Doch diese offensive Spielweise in einem 4-1-3-2 mit aufrückenden Verteidigern wurde in letzter Minute noch bestraft, als der eingewechselte Sven Schipplock traf. Aus taktischer Sicht war hier das Problem, dass aufgrund der nicht vorhandenen Kompaktheit in der Situation und der mangelnden Absicherungen sich keiner anzugreifen traute, was den Pass auf den gut gestarteten Schipplock ermöglichte, welcher wegen eines Denkfehlers des ballfernen Außenspielers nicht im Abseits stand.

Fazit: Roman Neustädter & Tim Wiese als Symbolträger dieses Spiels

Interessant war es, wie Hoffenheim mit ihrem tiefen 4-4-2 die gegnerischen Außenverteidiger in den Spielaufbau zwingen und das Zentrum versperren wollte. Beide Mannschaften rückten zwar auf den defensiven Flügelpositionen im Aufbauspiel weit nach vorne, doch Hoffenheim versuchte dies stärker zu nutzen, was aber kaum klappte.

Roman Neustädter in der Mitte, welcher eine solide, aber trotz eines Treffers nicht seine beste Partie hatte,  zeigte hierbei seine Stärken: er verschob spielintelligent, bot sich in den Löchern des gegnerischen Pressings an und ermöglichte die hohe Ballbesitzquote.

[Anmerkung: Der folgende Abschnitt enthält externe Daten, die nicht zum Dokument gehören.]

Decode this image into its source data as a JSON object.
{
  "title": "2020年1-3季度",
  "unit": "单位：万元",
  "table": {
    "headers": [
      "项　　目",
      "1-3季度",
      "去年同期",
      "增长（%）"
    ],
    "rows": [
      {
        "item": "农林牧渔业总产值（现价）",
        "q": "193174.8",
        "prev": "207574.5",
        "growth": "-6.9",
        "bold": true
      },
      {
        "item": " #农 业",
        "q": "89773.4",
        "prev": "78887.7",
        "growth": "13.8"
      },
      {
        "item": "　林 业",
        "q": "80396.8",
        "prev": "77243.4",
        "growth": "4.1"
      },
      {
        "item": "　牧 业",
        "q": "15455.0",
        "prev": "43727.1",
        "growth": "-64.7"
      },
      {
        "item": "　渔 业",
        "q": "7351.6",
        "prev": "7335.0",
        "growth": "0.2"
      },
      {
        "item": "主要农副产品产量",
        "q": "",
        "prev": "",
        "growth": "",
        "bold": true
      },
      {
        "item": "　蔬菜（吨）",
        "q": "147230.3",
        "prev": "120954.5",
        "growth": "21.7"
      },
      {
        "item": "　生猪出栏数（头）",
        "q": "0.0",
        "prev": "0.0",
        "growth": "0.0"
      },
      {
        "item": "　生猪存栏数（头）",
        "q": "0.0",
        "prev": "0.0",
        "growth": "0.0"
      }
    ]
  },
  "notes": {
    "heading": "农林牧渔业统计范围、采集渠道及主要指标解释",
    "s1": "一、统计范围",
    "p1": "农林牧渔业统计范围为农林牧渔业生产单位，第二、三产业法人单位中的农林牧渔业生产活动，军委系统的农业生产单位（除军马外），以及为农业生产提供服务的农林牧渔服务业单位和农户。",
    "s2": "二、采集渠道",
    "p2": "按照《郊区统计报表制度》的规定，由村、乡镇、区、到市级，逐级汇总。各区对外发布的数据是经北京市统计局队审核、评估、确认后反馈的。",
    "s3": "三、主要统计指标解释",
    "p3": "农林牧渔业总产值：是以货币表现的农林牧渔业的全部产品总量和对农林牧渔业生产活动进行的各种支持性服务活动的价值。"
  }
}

Vollands enorme Laufleistung offensiv wie defensiv stellte ihn zwar vor unangenehme Aufgaben, doch die wurden zumeist gut gelöst.

Hier zeigte sich auch, wie wichtig individuell starke Spieler auch bei unauffälligeren Spielen sein können – und bei Hoffenheim gab es mit Tim Wiese einen ähnlichen Spieler. Hoffenheim erzielte drei Tore aus vier Torschüssen (und sechs Abschlussversuchen), während Schalke bei 23 Abschlüssen ganze zehn Mal aus Tor kam.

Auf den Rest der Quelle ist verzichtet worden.